Und wenn jemand nicht darstellbar ist? Eine der Reden der Konferenz der Abwesenden muss durch eine sehr spezifische Person vorgetragen werden, eine Person, die wir nie kennenlernen, falls nicht genau jemand mit deren Eigenschaften im Publikum ist. Im Publikum der ersten Aufführung gab es ein oder zwei nicht weiße Personen, die aber keine Aktien an der Börse hatten. Im Publikum der letzten zwei Aufführungen gab es nicht einmal eine Person, die nicht weiß war. So kann der oder die Vortragende nicht präsent gemacht werden. Diese Abwesenheit macht auf die aufmerksam, die nicht dargestellt werden können und vermittelt dem Publikum das Gefühl einer Leere. Dies löst Überlegungen aus: Welches Publikum geht überhaupt ins Theater? An wen richten wir uns? Welche Schlüsse lassen sich daraus über die Stadt Lissabon ziehen? Die Szene verstärkt den Ansatz des Rimini Protokoll noch einmal, indem sie verdeutlicht, wie sehr das Stück selbst nicht frei ist von Perspektive.
  • Konferenz der Abwesenden in Lissabon, Illustration von Raquel Pedro © Goethe-Institut Portugal | Illustration: Raquel Pedro

    Konferenz der Abwesenden in Lissabon, Illustration von Raquel Pedro

  • Konferenz der Abwesenden in Lissabon, Illustration von Raquel Pedro © Goethe-Institut Portugal | Illustration: Raquel Pedro

    Konferenz der Abwesenden in Lissabon, Illustration von Raquel Pedro

Über die Akademie der Abwesenden

Zur Akademie der Abwesenden kamen Personen aus darstellenden Künsten zu einem Workshop zusammen, in den Helgard Haug die Entstehungsgeschichte und Form der Konferenz der Abwesenden erläuterte und vertiefte. Organisiert wurde der Workshop im Rahmen des Projekts ReMapping Memories Lisboa-Hamburg, über Themen wie Abwesenheit, Sichtbarkeit, Repräsentanz und Widerstand in der postkolonialen Stadt. Die Methode von Rimini Protokoll wird vervielfältigt und gibt Darstellenden, Studierenden oder auch Pädagog*innen, die sich auf das Theater der Unterdrückten beziehen, Werkzeuge an die Hand. Über den Tag verteilt gab es mehrere Gesprächsrunden, in denen interessante Punkte angesprochen wurden. Zunächst wurde sich darüber ausgetauscht, inwiefern die Aufführung „falsch“ oder „geprobt“ gewirkt hätte, als wären es nicht wirklich die Leute aus dem Publikum gewesen, die dort auf der Bühne gestanden hatten. Nach der Klärung der Funktionsweise kam es zu einer Diskussion über Fragen der Repräsentanz und darüber, wie es sich mit „Abwesenden“ und den sich daraus ergebenden unterschiedlichen Dimensionen arbeiten lässt. Angesprochen wurde zum Beispiel die dauernde Abwesenheit von Bruno Candé und Gilberta Júniar, einem Schwarzen Mann und einer trans Frau, die beide ermordet und brutalen „Hassverbrechen“ zum Opfer fielen. Mehrere Teilnehmende sprachen über Abwesenheiten, die sie in ihren eigenen Leben empfinden und erklärten etwa, „trotz großer Lust an der Aufführung gestern teilzunehmen“, nicht in der Lage gewesen zu sein, sich aufzuraffen, und sich doch „durch eine andere junge Frau, die heute hier ist“, repräsentiert gefühlt zu haben. Die Gemeinsamkeit war in diesem Fall eine jeweils subalterisierte Position in der Gesellschaft, von der aus weiter zu sprechen sein wird, um sie sichtbar und unmittelbar präsent zu machen.

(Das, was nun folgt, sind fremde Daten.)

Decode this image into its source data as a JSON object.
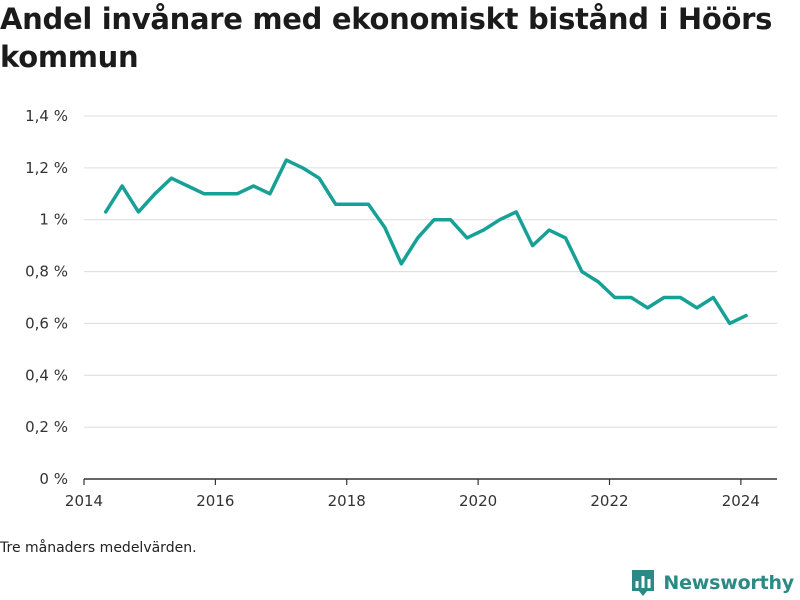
{
  "title": "Andel invånare med ekonomiskt bistånd i Höörs kommun",
  "footnote": "Tre månaders medelvärden.",
  "brand": {
    "name": "Newsworthy",
    "icon": "bar-chart-logo-icon",
    "color": "#2b8a85"
  },
  "colors": {
    "line": "#17a096",
    "grid": "#dcdcdc",
    "axis": "#333333"
  },
  "chart_data": {
    "type": "line",
    "title": "Andel invånare med ekonomiskt bistånd i Höörs kommun",
    "xlabel": "",
    "ylabel": "",
    "ylim": [
      0,
      1.4
    ],
    "xlim": [
      2014.0,
      2024.55
    ],
    "grid": true,
    "y_ticks": [
      {
        "value": 0,
        "label": "0 %"
      },
      {
        "value": 0.2,
        "label": "0,2 %"
      },
      {
        "value": 0.4,
        "label": "0,4 %"
      },
      {
        "value": 0.6,
        "label": "0,6 %"
      },
      {
        "value": 0.8,
        "label": "0,8 %"
      },
      {
        "value": 1.0,
        "label": "1 %"
      },
      {
        "value": 1.2,
        "label": "1,2 %"
      },
      {
        "value": 1.4,
        "label": "1,4 %"
      }
    ],
    "x_ticks": [
      {
        "value": 2014,
        "label": "2014"
      },
      {
        "value": 2016,
        "label": "2016"
      },
      {
        "value": 2018,
        "label": "2018"
      },
      {
        "value": 2020,
        "label": "2020"
      },
      {
        "value": 2022,
        "label": "2022"
      },
      {
        "value": 2024,
        "label": "2024"
      }
    ],
    "series": [
      {
        "x": [
          2014.33,
          2014.58,
          2014.83,
          2015.08,
          2015.33,
          2015.58,
          2015.83,
          2016.08,
          2016.33,
          2016.58,
          2016.83,
          2017.08,
          2017.33,
          2017.58,
          2017.83,
          2018.08,
          2018.33,
          2018.58,
          2018.83,
          2019.08,
          2019.33,
          2019.58,
          2019.83,
          2020.08,
          2020.33,
          2020.58,
          2020.83,
          2021.08,
          2021.33,
          2021.58,
          2021.83,
          2022.08,
          2022.33,
          2022.58,
          2022.83,
          2023.08,
          2023.33,
          2023.58,
          2023.83,
          2024.08
        ],
        "values": [
          1.03,
          1.13,
          1.03,
          1.1,
          1.16,
          1.13,
          1.1,
          1.1,
          1.1,
          1.13,
          1.1,
          1.23,
          1.2,
          1.16,
          1.06,
          1.06,
          1.06,
          0.97,
          0.83,
          0.93,
          1.0,
          1.0,
          0.93,
          0.96,
          1.0,
          1.03,
          0.9,
          0.96,
          0.93,
          0.8,
          0.76,
          0.7,
          0.7,
          0.66,
          0.7,
          0.7,
          0.66,
          0.7,
          0.6,
          0.63
        ]
      }
    ]
  }
}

Sowohl die Akademie als auch die Konferenz der Abwesenden werfen Fragen auf, die über das reine Anbieten von Lösungen hinausgehen. Mit einigen weiteren Fragestellungen können wir weiter arbeiten: Wer ist in unserem Leben abwesend? Warum? Wie hätten wir sie präsent machen können? Auf die selbe Weise, wie es in der Konferenz der Abwesenden möglich war?